Corruption Around the Corner

Being forgiving to politicians succeeded by breaking the law, discriminates against their honest rivals, politicians who obeyed the law.

The various cases involving Ehud Olmert which preoccupy the attorney general, the state prosecutor and Israel Police began as probes by the state comptroller even before the Knesset voted him in as prime minister. The issues have nothing to do with his conduct as prime minister; as such it is deceptive to present them as matters that threaten to undermine voters' wishes. Olmert was probed, investigated and suspected at the time he was elected, and is not a prime minister that was pushed into interrogation rooms by evil forces.

Throughout this period, Olmert has been presented as a victim: The state comptroller persecuted him, the accountant general harassed him and the police investigators bothered him because they kept calling him, begging for a sliver of time from his busy schedule.

Olmert, immune from being searched, is a deluxe suspect. In the case of the house on Cremieux Street, which seems to be more difficult to indict on, he is asking for the investigators to speed things up. In other cases, he is more reluctant. Perhaps this tells us something.

In properly functioning countries there are witness protection programs. Here, Olmert's supporters are running a program for targeting witnesses. There are cases where the accused are spared because they are insane; here insanity is being thrown back at the plaintiffs and investigators. One of them, State Comptroller Micha Lindenstrauss, now has another mission: to supervise the state-funded defense attorneys for Olmert before the Winograd Committee in order to avoid the possibility that such funding will go to cover their work in the criminal cases against him.

Olmert is only the most senior suspect in the four cases with his name on them. To his side stand the officials at the Jerusalem Municipality, attorney Tami Ben-David and government secretary Oved Yehezkel - and this is only a partial list. Whoever is demanding that the investigations of Olmert be postponed until the end of his tenure is discriminating against the other suspects, or perhaps also wants to give them a break.

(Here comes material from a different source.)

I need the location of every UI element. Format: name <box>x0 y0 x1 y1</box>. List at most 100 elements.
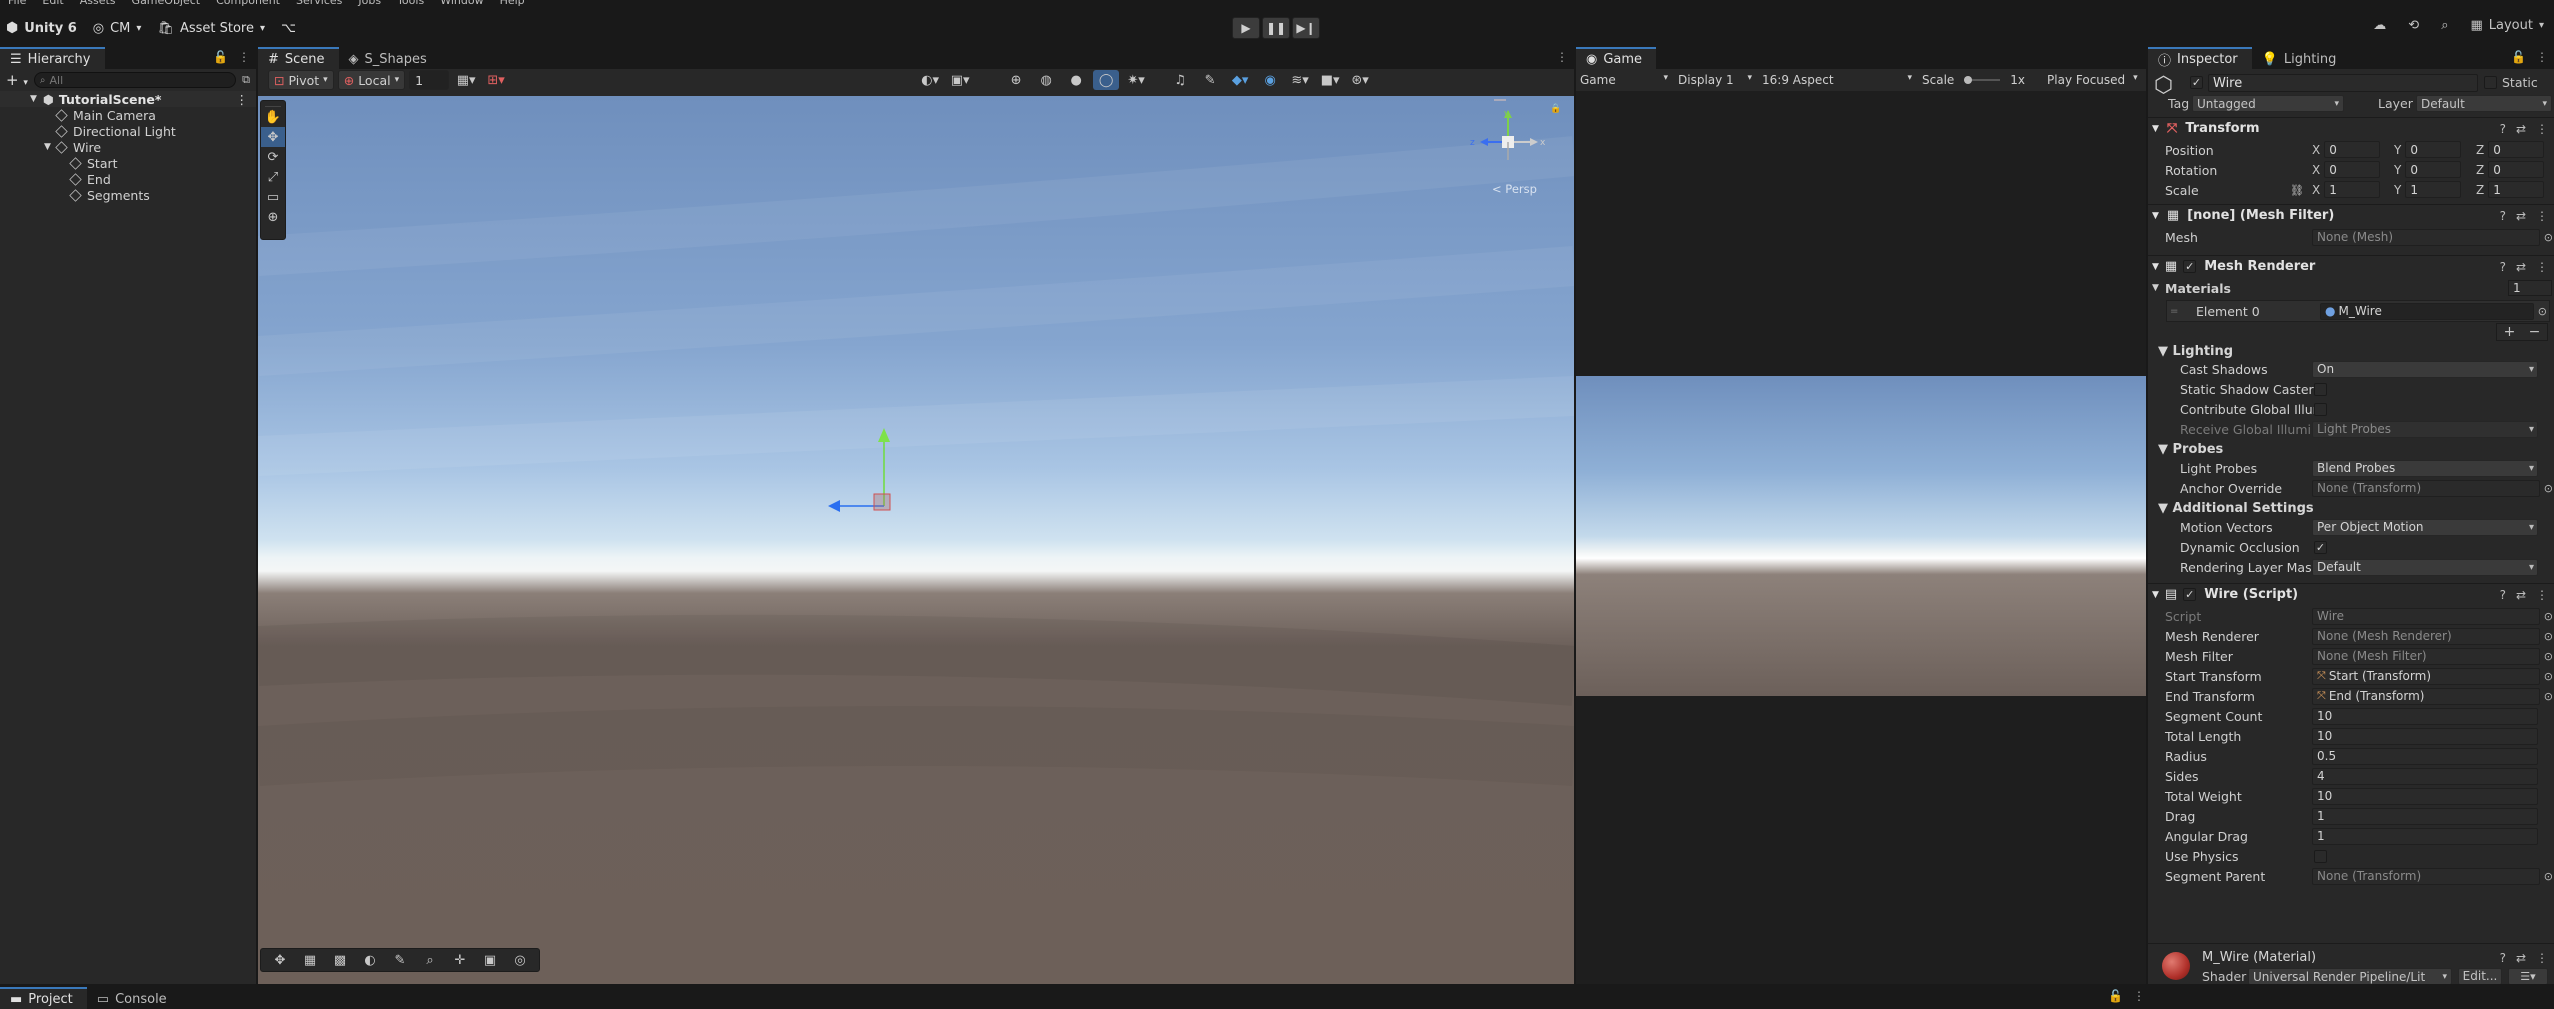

This is a trial period for three people: Defense Minister Ehud Barak, Foreign Minister Tzipi Livni and Attorney General Menachem Mazuz. Last week, Barak made an appearence, wearing a grave face, and demanded that Israelis behave as if "war is just around the corner." It is more appropriate to urgently direct this request to Barak, as a member in the Olmert government, which commands the Israel Defense Forces. If Barak agrees to stay in a government whose leader is burdened by a series of cases and may even be put on trial, he will be derelict of the trust soldiers and civilians put in him. Corruption lurks around the corner and is a lot more likely than war.

A military commander must be trusted beyond all suspicion. He must not cause his soldiers to doubt the purity of his motives, as he sends them off to risk their lives. If there is a cloud of suspicion over him, he must clear his place for others whose integrity can be trusted. A prime minister is a citizen and an elected official, not a military commander. However, as the head of a group of ministers that directs military commanders, and through them soldiers, he must be held to the same public standard.

Barak refuses to say what his position on this issue is. In practice, he is covering for Olmert by his readiness to serve in his cabinet during a period of suspicions, investigations, and soon, depending on the hearings and a decision by State Prosecutor Eran Shendar, an indictment in the case of the tender for privatizing Bank Leumi.

For a single, passing minute, when the Winograd Committee's interim report was released, Livni was a righteous rebel. Her rapid defeat sent here reeling back to her position as deputy, waiting on the sidelines for Olmert's fall. She is carrying out empty maneuvers so long as Olmert remains above her, caught up with the cases against him.

Mazuz was inclined to close the Cremieux Street case, but suddenly changed his mind. It is likely he is worried he will not be able to convince the Supreme Court and its President Dorit Beinisch that closing the case without a police investigation is a reasonable thing to do. If this is what he does in a case he considers shaky, he will certainly do the same in the cases of the investment center and the small business authority. In view of the petition to the High Court of Justice, calling for Olmert to step down (as opposed to his resignation which is not required by law), Mazuz will find it difficult to protect the prime minister.

Being forgiving to politicians who climbed to the top by breaking the law will discriminate against three groups: their rivals, politicians who obeyed the law; the usual suspects; and the citizens who deserve an honest leadership. If the government refuses to recognize this and rallies around Olmert, he will also stigmatize them.